Oh, you silly, mad, impetuous boy of a Bellman, of course you’ve heard it before! Your sense of exactitude may be lacking but as we shall demonstrate, that is mere subterfuge! In fact, our Bellman has a cunning plan … designed to cloak the manicheaen dichotomy of his cryptognostic brainbox with something completely different!
The Bellman’s memory of the Baker’s Snark-Hunting Method (see last week’s verse) has been divided, like William Pitt or George Bush, into two portions to conceal his heretical, dare we say, even paganistic proclivities …
The more orthodox memory is derived from childhood memories of Sunday morning sermonizing at the ol’ Dodgson vicarage, to wit, Hebrews 12 : 17 …
"For ye know how that afterward, when he would have inherited the blessing, he was rejected: for he found no place of repentance, though he sought it carefully with tears."
However, there is another, more pertinent memory lurking in the wings, a happier memory of family sing-alongs around the parlour piano, to wit, some verses from that favorite Victorian ballad, The Mistletoe Bough …
They sought her that night, they sought her next day,
They sought her in vain when a week passed away.
Nothing much to see here*, folks — until one remembers that the mistletoe is an ancient element of that paganism which was uprooted entirely by the orthodox Christianity which the Bellman supposedly espouses with his first, Abrahamic memory!
Say it ain’t so, Bellman! Deny, if you can, that what we have here, in this Snark Hunters’ recipe of "seeking-thimbles-care-forks-hope-railway-share-smiles-soap" is nothing less than a Celtic pagan’s verse charm, an Old English galdor in fact, cleverly concealed behind some monotheistic prattle! But he cannot deny, he cannot say it ain’t so, he stands silent.
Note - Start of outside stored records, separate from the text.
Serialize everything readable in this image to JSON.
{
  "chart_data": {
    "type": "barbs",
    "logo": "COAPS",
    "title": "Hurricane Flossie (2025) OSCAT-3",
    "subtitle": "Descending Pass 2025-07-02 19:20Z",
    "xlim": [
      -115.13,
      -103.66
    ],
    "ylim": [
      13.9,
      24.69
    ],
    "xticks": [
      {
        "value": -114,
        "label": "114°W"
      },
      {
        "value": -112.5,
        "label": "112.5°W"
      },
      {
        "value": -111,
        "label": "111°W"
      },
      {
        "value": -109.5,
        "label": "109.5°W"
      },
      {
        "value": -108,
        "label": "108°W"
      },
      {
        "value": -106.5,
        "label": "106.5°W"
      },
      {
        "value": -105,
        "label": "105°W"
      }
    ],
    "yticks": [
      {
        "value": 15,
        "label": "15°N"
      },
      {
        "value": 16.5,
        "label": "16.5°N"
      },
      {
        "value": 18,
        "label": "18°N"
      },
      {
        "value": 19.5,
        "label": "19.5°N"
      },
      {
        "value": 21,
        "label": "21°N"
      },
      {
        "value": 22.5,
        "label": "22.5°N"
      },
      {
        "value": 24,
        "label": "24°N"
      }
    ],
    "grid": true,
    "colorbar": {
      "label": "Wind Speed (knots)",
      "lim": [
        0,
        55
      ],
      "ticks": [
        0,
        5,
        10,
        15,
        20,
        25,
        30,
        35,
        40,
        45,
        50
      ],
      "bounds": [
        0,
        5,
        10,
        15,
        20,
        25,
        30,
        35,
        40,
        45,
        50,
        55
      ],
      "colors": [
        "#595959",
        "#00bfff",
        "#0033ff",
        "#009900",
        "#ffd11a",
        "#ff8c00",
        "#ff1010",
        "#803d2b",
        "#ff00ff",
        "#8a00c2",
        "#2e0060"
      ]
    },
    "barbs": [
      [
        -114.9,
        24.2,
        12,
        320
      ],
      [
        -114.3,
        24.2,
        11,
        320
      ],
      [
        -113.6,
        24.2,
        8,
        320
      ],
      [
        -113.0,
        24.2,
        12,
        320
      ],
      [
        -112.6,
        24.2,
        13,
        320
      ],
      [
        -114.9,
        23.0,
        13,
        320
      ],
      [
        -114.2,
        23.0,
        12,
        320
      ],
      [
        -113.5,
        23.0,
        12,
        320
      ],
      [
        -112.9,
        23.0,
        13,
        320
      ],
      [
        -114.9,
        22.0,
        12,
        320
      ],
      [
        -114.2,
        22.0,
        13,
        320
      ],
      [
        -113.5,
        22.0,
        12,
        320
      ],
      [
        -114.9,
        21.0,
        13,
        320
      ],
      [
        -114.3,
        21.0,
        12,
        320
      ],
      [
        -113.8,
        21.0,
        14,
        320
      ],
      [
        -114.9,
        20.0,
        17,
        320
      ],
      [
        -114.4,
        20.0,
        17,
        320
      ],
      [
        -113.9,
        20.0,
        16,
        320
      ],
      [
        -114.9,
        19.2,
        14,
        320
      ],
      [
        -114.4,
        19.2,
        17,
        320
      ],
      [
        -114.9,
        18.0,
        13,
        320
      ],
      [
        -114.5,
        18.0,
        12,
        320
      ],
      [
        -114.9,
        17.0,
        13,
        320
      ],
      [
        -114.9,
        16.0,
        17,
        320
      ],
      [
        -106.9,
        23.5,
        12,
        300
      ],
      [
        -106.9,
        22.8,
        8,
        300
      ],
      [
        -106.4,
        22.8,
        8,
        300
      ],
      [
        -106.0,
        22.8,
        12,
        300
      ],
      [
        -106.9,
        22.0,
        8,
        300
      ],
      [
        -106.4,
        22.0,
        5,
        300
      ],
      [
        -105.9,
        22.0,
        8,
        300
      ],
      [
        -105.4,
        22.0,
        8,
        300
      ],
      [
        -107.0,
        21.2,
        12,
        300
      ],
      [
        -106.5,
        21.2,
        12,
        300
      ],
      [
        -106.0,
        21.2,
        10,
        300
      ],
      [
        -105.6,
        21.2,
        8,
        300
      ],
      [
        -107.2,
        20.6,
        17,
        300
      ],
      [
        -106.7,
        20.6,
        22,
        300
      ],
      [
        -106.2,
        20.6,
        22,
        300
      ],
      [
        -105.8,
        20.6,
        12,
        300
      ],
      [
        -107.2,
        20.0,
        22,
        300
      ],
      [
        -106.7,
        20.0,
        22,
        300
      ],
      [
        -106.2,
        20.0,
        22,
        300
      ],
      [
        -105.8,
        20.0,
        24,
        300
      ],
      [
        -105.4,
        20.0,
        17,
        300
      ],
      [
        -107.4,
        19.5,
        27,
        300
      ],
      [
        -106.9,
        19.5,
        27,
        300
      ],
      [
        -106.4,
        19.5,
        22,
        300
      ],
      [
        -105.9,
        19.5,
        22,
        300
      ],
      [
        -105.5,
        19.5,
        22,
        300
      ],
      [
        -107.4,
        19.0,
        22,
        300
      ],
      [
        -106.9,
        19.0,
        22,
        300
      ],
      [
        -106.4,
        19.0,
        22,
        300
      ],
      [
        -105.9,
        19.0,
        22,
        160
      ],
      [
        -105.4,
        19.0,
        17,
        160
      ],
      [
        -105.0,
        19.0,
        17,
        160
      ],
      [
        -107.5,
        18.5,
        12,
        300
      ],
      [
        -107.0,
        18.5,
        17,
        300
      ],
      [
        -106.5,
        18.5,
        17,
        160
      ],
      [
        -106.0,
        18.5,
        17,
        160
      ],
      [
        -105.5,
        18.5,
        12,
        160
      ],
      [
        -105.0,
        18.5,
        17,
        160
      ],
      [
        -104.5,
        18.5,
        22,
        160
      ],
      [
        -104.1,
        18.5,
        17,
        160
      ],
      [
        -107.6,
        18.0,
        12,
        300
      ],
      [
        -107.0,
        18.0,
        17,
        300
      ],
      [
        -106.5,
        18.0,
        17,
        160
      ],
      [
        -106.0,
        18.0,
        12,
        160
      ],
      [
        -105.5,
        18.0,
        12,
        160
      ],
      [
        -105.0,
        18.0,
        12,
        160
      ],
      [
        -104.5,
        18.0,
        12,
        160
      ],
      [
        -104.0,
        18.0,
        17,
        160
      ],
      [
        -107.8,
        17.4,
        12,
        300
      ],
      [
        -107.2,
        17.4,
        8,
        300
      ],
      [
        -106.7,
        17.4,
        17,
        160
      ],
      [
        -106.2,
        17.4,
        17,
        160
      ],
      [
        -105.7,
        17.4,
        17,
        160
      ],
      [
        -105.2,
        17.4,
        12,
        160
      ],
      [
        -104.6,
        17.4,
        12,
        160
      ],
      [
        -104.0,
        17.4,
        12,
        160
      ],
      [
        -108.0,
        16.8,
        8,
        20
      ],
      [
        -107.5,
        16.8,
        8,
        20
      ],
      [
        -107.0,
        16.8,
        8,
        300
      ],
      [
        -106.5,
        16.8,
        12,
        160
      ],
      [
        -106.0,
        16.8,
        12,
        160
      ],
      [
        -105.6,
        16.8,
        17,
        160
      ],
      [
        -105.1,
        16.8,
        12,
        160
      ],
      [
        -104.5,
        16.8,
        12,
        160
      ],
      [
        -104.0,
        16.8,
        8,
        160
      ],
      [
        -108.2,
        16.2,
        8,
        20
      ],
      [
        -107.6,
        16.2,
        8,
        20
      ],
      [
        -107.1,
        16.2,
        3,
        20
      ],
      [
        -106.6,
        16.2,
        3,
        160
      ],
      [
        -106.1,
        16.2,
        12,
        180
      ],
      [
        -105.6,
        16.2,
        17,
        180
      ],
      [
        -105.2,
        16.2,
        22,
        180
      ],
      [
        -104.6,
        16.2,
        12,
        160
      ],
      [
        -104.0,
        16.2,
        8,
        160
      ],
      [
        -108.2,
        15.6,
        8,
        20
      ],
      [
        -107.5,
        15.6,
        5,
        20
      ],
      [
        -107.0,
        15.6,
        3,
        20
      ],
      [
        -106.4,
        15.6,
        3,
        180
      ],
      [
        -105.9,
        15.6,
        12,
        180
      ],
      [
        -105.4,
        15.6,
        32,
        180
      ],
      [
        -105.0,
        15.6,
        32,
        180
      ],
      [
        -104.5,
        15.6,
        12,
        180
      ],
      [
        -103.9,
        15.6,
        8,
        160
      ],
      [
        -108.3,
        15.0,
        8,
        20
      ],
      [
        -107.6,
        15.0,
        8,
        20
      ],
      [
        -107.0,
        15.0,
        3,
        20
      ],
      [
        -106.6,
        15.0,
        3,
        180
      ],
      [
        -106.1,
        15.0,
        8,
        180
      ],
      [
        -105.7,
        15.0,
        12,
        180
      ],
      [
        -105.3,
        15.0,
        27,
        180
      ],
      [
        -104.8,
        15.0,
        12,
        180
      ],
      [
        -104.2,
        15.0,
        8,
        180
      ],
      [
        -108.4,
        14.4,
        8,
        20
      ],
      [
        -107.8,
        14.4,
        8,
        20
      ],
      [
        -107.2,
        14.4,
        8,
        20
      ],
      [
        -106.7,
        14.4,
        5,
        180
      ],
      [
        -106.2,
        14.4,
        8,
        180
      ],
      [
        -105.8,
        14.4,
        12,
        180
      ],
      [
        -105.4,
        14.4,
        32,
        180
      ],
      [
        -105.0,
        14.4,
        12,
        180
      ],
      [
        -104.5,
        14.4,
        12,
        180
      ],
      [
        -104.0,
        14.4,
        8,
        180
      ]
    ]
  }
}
And so we must unmask the Bellman to show him as he really is — an unrepentant henotheist! All this versified fancypants talk of seeking Snarks is just old-fashioned pagan charm-making — by jove, it’s plain witchcraft! Deny it all you can, Bellman, but shame on you, the fictional creation of a clergyman’s son, for your heathen ways. You and your cabal of backsliding, snark-worshipping, Anglo-Saxon cryptoskálds are found out at last! Go now, skulk in your sordid oak groves …
… How on earth did they find me out, you wonder, from whence comes this prosecutorial zeal? By Belenos, what is this, the Spanish Inquisition? — ha, ha — nobody expects the Spanish Inquisition!
* There are those quibblers who will insist upon "The Mistletoe Bough's" publication date of 1884 rendering null and void all manner of thoughts concerning the influence of Old English poetry upon Lewis Carroll, and in particular, the general, pre-Christian, Northern European penchant for conflating linguistic structure with cosmological structure. I do not know whether the ballad has an older antecedent (I suspect it does, simply because I wish it so) but I do know that Carroll's fascination with linguistic world-play is undeniable and has deep roots in English culture.
There are also those inquisitorial types who will point out that the premise of all of the above theorizing is the precise opposite of last week's theorizing upon the same critical Eighth Stanza. To them I must reply, with all the hauteur and superciliousness I can muster at such short notice — belgium, man, belgium!